ISNET Homepage | MEDIA Homepage | Program Kerja | Koleksi | Anggota

 

23. Kehidupan Sosial pada Masa Umar (4/4)

Sikap Umar tentang kesenangan, yang halal dan yang haram

Tetapi Umar tidak bersikap demikian dalam hal berbagai macam kesenangan yang memang dihalalkan oleh Islam dan dibolehkan oleh bangsanya. Di antaranya masyarakat Arab itu dulu termasuk bangsa yang paling menyukai nyanyian dan menikmatinya, bahkan menyanyi itu sudah merupakan keperluan hidup dan keharusan yang tak dapat ditinggalkan. Dengan nyanyian memicu unta, mereka dan unta mereka lupa akan beratnya perjalanan, segala penderitaan yang mereka alami akan terasa ringan Jika mereka berhenti di suatu tempat, mereka beristirahat sesudah perjalanan malam yang jauh, nyanyian itulah yang menjadi hiburan mereka, terutama kalau di antara mereka ada seorang penyanyi yang suaranya merdu dan nyaring, dengan nada yang dapat membangkitkan rindu keluarga dalam hatinya, atau semangat balas dendam atau memperlihatkan kebanggaan. Yang demikian ini sudah merata di daerah-daerah pedalaman atau di kota-kota. Acara-acara musik serupa ini diadakan di Mekah, di Medinah dan di tempat-tempat lain di kawasan Semenanjung itu sampai ke daerah-daerah pedalaman, dari ujung selatan sampai ke ujung utara. Umar sendiri, kendati sudah terkenal begitu tegar dan keras, juga senang berdendang, kadang mengulang-ulanginya.

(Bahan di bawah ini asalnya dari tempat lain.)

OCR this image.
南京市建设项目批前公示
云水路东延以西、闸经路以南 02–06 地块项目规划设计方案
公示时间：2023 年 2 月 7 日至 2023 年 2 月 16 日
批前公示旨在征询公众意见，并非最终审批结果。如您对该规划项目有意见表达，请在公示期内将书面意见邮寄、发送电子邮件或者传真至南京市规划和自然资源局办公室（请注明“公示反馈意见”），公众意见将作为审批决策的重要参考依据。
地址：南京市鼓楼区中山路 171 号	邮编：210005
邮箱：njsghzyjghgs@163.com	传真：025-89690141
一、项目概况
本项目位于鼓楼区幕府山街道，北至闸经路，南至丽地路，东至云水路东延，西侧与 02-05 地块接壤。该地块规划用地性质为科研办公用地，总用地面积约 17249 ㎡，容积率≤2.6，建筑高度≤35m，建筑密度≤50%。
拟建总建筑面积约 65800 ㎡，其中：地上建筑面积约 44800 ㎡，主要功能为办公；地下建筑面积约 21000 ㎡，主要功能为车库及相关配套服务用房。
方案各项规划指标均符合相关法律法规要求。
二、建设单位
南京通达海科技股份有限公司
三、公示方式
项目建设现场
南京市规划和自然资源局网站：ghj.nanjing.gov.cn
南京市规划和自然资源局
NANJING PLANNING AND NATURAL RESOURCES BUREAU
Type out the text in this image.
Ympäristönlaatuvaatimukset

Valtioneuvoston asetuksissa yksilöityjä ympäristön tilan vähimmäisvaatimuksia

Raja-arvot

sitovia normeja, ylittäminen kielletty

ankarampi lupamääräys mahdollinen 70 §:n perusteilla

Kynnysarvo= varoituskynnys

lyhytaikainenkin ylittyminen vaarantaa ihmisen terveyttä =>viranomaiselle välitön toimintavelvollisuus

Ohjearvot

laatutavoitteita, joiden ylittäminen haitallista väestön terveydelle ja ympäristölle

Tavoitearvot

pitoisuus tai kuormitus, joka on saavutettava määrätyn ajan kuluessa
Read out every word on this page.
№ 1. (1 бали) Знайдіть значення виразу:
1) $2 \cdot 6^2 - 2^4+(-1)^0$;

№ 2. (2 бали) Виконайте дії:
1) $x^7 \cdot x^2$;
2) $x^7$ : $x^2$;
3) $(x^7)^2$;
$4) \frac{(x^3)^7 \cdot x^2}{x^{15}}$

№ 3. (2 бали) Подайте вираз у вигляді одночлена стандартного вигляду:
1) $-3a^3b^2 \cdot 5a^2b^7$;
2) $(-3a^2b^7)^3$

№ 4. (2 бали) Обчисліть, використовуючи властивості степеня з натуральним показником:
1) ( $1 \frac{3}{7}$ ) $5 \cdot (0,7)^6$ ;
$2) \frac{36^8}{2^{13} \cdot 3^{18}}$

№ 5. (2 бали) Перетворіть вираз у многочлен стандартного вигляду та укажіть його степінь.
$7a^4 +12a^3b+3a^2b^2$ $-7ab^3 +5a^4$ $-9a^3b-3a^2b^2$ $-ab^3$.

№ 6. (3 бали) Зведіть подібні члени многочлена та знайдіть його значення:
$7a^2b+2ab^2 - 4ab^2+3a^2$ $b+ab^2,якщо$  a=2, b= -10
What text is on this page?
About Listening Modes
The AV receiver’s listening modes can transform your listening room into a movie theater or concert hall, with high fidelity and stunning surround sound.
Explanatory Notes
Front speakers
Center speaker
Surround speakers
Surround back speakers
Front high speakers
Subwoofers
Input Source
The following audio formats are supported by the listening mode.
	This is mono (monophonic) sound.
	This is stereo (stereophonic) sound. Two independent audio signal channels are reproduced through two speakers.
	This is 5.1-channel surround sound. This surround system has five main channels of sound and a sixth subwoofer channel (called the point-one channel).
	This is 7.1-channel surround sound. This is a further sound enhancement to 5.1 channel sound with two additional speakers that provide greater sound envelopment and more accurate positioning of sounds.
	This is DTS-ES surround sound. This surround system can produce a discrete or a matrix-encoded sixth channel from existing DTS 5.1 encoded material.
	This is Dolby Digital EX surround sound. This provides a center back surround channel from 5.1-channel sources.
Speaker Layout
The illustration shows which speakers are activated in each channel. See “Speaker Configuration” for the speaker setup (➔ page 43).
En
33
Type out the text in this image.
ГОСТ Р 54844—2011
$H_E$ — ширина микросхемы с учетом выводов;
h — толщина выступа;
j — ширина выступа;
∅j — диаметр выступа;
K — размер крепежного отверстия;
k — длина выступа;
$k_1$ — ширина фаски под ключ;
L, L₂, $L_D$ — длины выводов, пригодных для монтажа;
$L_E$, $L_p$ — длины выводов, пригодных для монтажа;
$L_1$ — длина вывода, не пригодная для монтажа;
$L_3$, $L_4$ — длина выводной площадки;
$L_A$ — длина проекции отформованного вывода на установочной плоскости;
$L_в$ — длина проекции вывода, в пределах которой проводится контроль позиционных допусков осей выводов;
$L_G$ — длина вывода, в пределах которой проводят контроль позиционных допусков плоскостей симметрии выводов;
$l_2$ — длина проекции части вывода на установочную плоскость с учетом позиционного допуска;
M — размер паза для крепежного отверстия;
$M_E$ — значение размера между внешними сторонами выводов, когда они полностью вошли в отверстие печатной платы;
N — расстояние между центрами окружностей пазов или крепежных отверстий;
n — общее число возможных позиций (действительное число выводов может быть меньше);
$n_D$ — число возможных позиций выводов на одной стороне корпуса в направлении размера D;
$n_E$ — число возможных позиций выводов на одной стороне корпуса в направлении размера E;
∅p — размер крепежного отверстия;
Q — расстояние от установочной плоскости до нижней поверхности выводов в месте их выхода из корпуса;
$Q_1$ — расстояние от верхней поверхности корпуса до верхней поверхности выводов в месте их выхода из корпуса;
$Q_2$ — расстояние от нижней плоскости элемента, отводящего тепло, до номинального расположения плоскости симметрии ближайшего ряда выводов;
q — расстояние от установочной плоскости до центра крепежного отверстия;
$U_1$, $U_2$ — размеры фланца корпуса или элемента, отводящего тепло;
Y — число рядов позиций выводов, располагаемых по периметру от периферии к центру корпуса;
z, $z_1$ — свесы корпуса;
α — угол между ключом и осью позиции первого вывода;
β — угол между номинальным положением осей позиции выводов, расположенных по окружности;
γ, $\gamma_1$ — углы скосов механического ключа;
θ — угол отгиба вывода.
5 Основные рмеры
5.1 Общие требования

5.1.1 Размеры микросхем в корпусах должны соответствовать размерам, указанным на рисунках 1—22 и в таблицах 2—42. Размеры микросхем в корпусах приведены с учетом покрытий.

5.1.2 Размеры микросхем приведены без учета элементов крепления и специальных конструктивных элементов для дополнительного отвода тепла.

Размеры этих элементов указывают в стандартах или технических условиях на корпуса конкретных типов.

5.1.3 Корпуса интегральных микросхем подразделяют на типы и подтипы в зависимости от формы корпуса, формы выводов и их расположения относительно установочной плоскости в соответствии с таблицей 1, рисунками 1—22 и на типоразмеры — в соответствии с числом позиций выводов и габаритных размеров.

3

Ada serombongan anak muda pergi dalam sebuah kafilah, Umar, Usman dan Ibn Abbas termasuk di antaranya, dan ada pula Rabah al­Fihri, orang yang pandai memicu binatang dengan nyanyiannya. Menjelang malam, anak-anak muda itu meminta Rabah menyanyi, tetapi dia menolak dengan mengatakan: "Bersama Umar?" Kata mereka: Menyanyilah, kalau dia melarang ya berhenti. Dia pun mulai memacu dengan menyanyi. Ternyata Umar tidak keberatan, malah ia ikut menyanyi. Setelah memasuki fajar, kata Umar: Berhentilah, sekarang tiba saat zikir. Malam kedua pemuda-pemuda itu memintanya lagi menyanyi. Ketika ia menolak karena takut kepada Umar mereka berkata: Menyanyilah lagi, kalau dia melarang berhentilah. Umar pun ikut sampai waktu menjelang fajar ia berkata: Sudahlah! Sudah tiba saat zikir. Pada malam ketiga pemuda-pemuda itu meminta Rabah menyanyikan nyanyian biduanita. Begitu baru dia memulai Umar berteriak: Berhenti, ini akan membuat orang lupa daratan!

Suatu hari Umar berangkat pergi hendak menunaikan haji. Mereka yang menyertainya mengusulkan kepada Khawwat bin Jubair agar menyanyikan syair-syair Dirar. Kata Umar: Biarlah Abu Abdullah menyanyikan pilihan hatinya sendiri. Khawwat menyanyi, Umar pun turut bergembira ria. Sesudah tiba waktu fajar Umar berkata: "Sudahlah Khawwat, sekarang sudah waktu fajar." Dalam kafilah itu Umar ikut menyanyi.

Apa yang diangkut unta di atas pelananya
Jaminan yang lebih patuh dan lebih setia dari Muhammad.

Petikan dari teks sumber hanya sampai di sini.